Why? Simple: The difference in power output into the machine from a 1:40 to a 1:42 is mere percentages. The athlete will still hurt just as much producing the energy for a 1:42 as a 1:40. But the mental drain that comes from "stepping off" just a little opens the door to "stepping off" a lot. Suddenly, an athlete whose goal was 1:40 and was capable of holding that split is pulling 1:44 or 1:45, gasping for breath and wondering why they still hurt so much.
The lesson, as always: RACES ARE WON IN THE MIDDLE.
Tough it out through that second 500m. The time from 1300m to go to 1100m to go will be the longest 42 seconds of any one's life. Gut it out.
At the 1000m to go mark, it's time to take a power 20. Why? To prove you're still alive and attacking this test. Always attack. Suffering along is waiting for another boat to come and get you, so train the 2k test like you plan to row in the spring.

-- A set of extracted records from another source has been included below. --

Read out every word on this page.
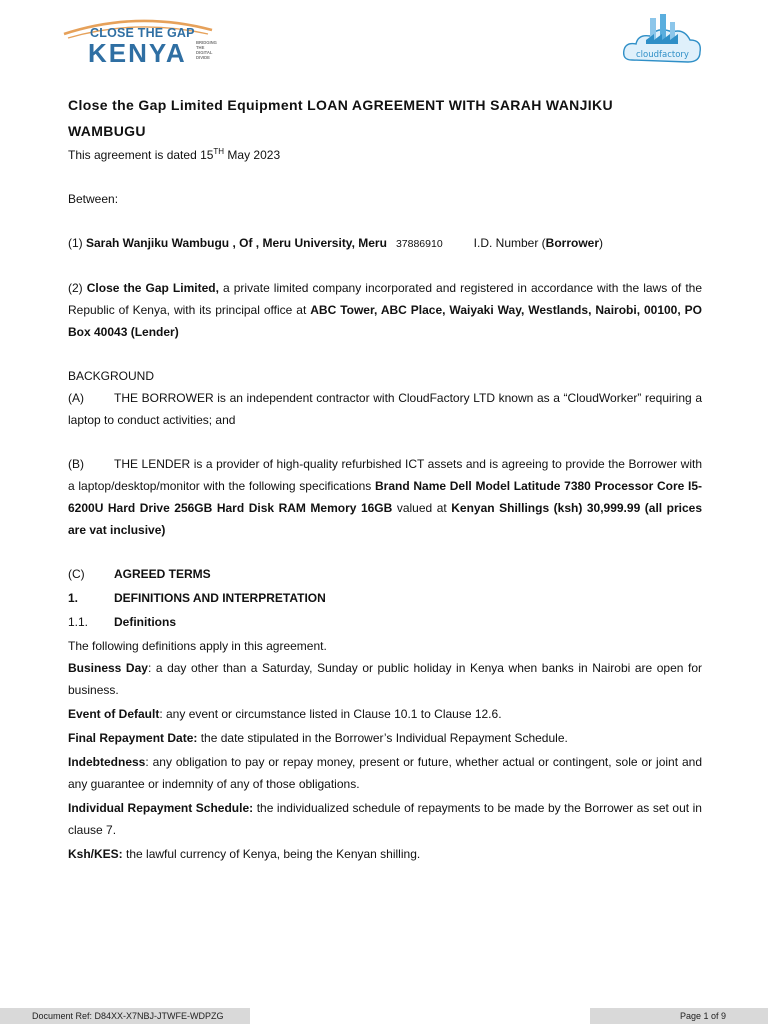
CLOSE THE GAP
KENYA BRIDGING THE DIGITAL DIVIDE	cloudfactory

Close the Gap Limited Equipment LOAN AGREEMENT WITH SARAH WANJIKU

WAMBUGU

This agreement is dated 15TH May 2023

Between:

(1) Sarah Wanjiku Wambugu , Of , Meru University, Meru 37886910	I.D. Number (Borrower)

(2) Close the Gap Limited, a private limited company incorporated and registered in accordance with the laws of the Republic of Kenya, with its principal office at ABC Tower, ABC Place, Waiyaki Way, Westlands, Nairobi, 00100, PO Box 40043 (Lender)

BACKGROUND

(A)	THE BORROWER is an independent contractor with CloudFactory LTD known as a “CloudWorker” requiring a laptop to conduct activities; and

(B)	THE LENDER is a provider of high-quality refurbished ICT assets and is agreeing to provide the Borrower with a laptop/desktop/monitor with the following specifications Brand Name Dell Model Latitude 7380 Processor Core I5-6200U Hard Drive 256GB Hard Disk RAM Memory 16GB valued at Kenyan Shillings (ksh) 30,999.99 (all prices are vat inclusive)

(C)	AGREED TERMS
1.	DEFINITIONS AND INTERPRETATION
1.1.	Definitions

The following definitions apply in this agreement.

Business Day: a day other than a Saturday, Sunday or public holiday in Kenya when banks in Nairobi are open for business.

Event of Default: any event or circumstance listed in Clause 10.1 to Clause 12.6.

Final Repayment Date: the date stipulated in the Borrower’s Individual Repayment Schedule.

Indebtedness: any obligation to pay or repay money, present or future, whether actual or contingent, sole or joint and any guarantee or indemnity of any of those obligations.

Individual Repayment Schedule: the individualized schedule of repayments to be made by the Borrower as set out in clause 7.

Ksh/KES: the lawful currency of Kenya, being the Kenyan shilling.

Document Ref: D84XX-X7NBJ-JTWFE-WDPZG	Page 1 of 9
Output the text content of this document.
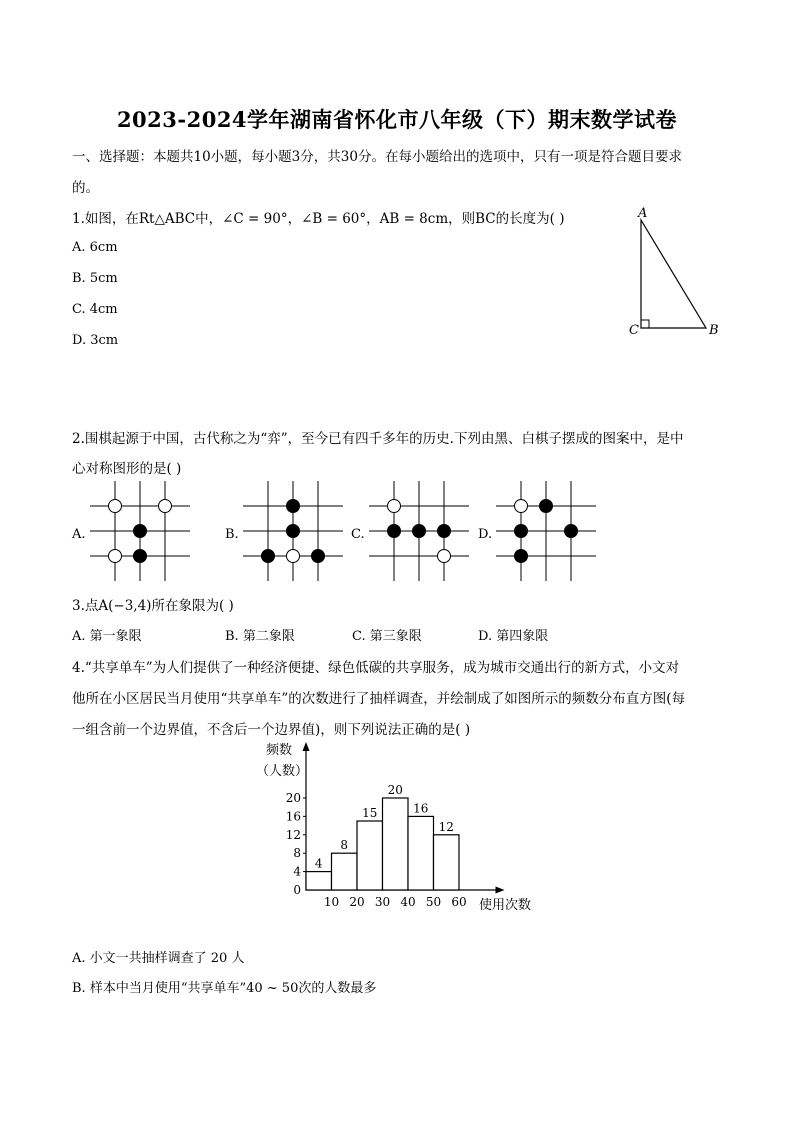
2023-2024学年湖南省怀化市八年级（下）期末数学试卷
一、选择题：本题共10小题，每小题3分，共30分。在每小题给出的选项中，只有一项是符合题目要求
的。
1.如图，在Rt△ABC中，∠C = 90°，∠B = 60°，AB = 8cm，则BC的长度为( )
A. 6cm
B. 5cm
C. 4cm
D. 3cm
A
C	B
2.围棋起源于中国，古代称之为“弈”，至今已有四千多年的历史.下列由黑、白棋子摆成的图案中，是中
心对称图形的是( )
A.	B.	C.	D.
3.点A(−3,4)所在象限为( )
A. 第一象限	B. 第二象限	C. 第三象限	D. 第四象限
4.“共享单车”为人们提供了一种经济便捷、绿色低碳的共享服务，成为城市交通出行的新方式，小文对
他所在小区居民当月使用“共享单车”的次数进行了抽样调查，并绘制成了如图所示的频数分布直方图(每
一组含前一个边界值，不含后一个边界值)，则下列说法正确的是( )
频数
（人数）
使用次数
4
8
15
20
16
12
0
4
8
12
16
20
10 20 30 40 50 60
A. 小文一共抽样调查了 20 人
B. 样本中当月使用“共享单车”40 ~ 50次的人数最多
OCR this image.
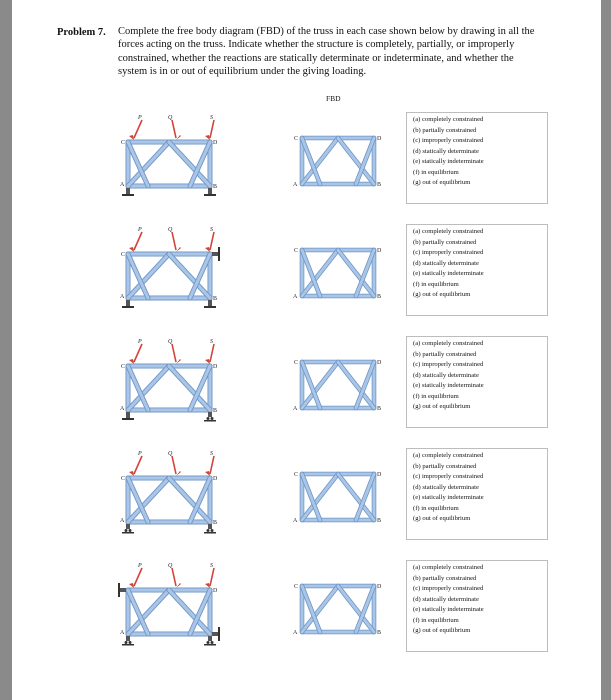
Problem 7. Complete the free body diagram (FBD) of the truss in each case shown below by drawing in all the
forces acting on the truss. Indicate whether the structure is completely, partially, or improperly
constrained, whether the reactions are statically determinate or indeterminate, and whether the
system is in or out of equilibrium under the giving loading.
FBD
C	D
A	B
P	Q	S
C	D
A	B
(a) completely constrained
(b) partially constrained
(c) improperly constrained
(d) statically determinate
(e) statically indeterminate
(f) in equilibrium
(g) out of equilibrium
C
A	B
P	Q	S
C	D
A	B
(a) completely constrained
(b) partially constrained
(c) improperly constrained
(d) statically determinate
(e) statically indeterminate
(f) in equilibrium
(g) out of equilibrium
C	D
A	B
P	Q	S
C	D
A	B
(a) completely constrained
(b) partially constrained
(c) improperly constrained
(d) statically determinate
(e) statically indeterminate
(f) in equilibrium
(g) out of equilibrium
C	D
A	B
P	Q	S
C	D
A	B
(a) completely constrained
(b) partially constrained
(c) improperly constrained
(d) statically determinate
(e) statically indeterminate
(f) in equilibrium
(g) out of equilibrium
D
A
P	Q	S
C	D
A	B
(a) completely constrained
(b) partially constrained
(c) improperly constrained
(d) statically determinate
(e) statically indeterminate
(f) in equilibrium
(g) out of equilibrium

I always felt a sense of liberation as the clock dropped below 900m to go. The worst was over, it was more than halfway done and I had "held the line" of goal splits. A good piece will find the athlete still holding the goal split for a majority of strokes from 1000m to 700m to go.
Here's where my process differs from what I'm teaching the CC novices. I would always "step" at 700m to go, dropping the split down one and holding it there. At that point, a one second difference will move the average split number after 6 strokes or so, and it feels good to be going faster than the average split number. I imagined each 1/10th of a second on that average was one seat of an opposing boat, and I needed to "walk up" that boat, taking seats. I would prefer the novices to hold their goal splits through here, saving mental energy for.....
....the last 500m. As a coach, when I'm selecting a boat, I want to know two things about an athlete's erg test. Did they hold steady through the second 500? Did they go faster in the final 500? Yes, taking a power 20 at the 500 to go mark is great. But a power 20 that is only 1 second faster that what was being held, followed by dropping a second slower isn't what I'm looking for in my first boat. As you can see, races are getting closer as time goes on, and that last little inch just might bring a National Championship. Is the athlete capable of being on the winning side of a race like this one?
So, that final 500m tells me a lot and told me a lot when I would suffer through this. Lift once at 500 to go, keeping whatever rating I was at, then lifting the rating and leaving whatever energy was left in the final 200m.
The key to the sprint is to stay long with the legs and not shorten the stroke, and to sit tall with the body. The athlete's legs are in cramping, burning agony at this point, and the easy way out is to start rowing half slide and asking more of the back and body. This might work fine on the erg for a few strokes, but the back muscles aren't big enough to produce as much output as the legs, and the splits will fall off. Plus you don't sprint at half slide on the water.
Remember, after all, we're doing this to go fast in real boats on real water. Ergs don't float.